2 graph: it is a statistical graph that shows the change of data with the rise and fall of line segments. It mainly shows the changing trend of phenomena in time, the distribution of phenomena and the dependence of the two phenomena.

Area map: a statistical map that emphasizes the change of phenomena with the shadow area under the line segment.

Bar chart: a statistical chart showing the size and change of statistical data by the length or height of bars with the same width.

Five questionnaire in-depth analysis

In addition to the above simple analysis, we can also use the powerful functions of spss to make in-depth analysis of the questionnaire, such as cluster analysis, cross analysis, factor analysis, mean ratio analysis (parameter test), correlation analysis, regression analysis and so on. Because it involves very professional statistical knowledge, the following is a brief introduction to the application scope and analysis purpose of personal useful methods:

1 cluster analysis

Sample clustering can classify the respondents and calculate the proportion of each category according to these attributes, so as to clearly study the groups concerned. For example, the respondents are clustered according to their consumption characteristics.

2 correlation analysis

Correlation analysis is an analysis method for whether there is correlation between two or more variables, and different correlation measurement methods should be selected according to the different characteristics of variables. Most of the variables used in questionnaire analysis belong to classified variables, and Spearman correlation coefficient should be adopted.

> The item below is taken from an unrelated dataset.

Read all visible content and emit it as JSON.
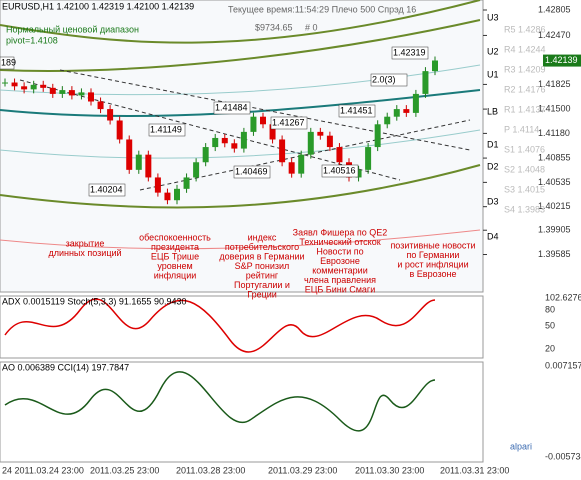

Chi-square test can be used, which is an analysis method of whether there is significant influence between two variables.

Comparison and test of three average values

(1) mean process: comprehensively describe and analyze the specified variables, calculate the mean in groups and then compare them. For example, it can be divided into men and women according to gender variables to study whether there is a gap in income between them.

(2)T test:

Independent sample t test is used to test whether irrelevant samples come from the same population. For example, study whether there is a significant difference in income between customers who buy the product and customers who don't buy the product.

If the samples are not independent, paired t test should be used. For example, study whether the work efficiency is improved after participating in vocational training.

4 Regression analysis

In the regression analysis of questionnaire analysis, discrete regression model, usually logistic model, is often used to explain the influence of one variable on another. For example, study the impact of income on the consumption of a commodity.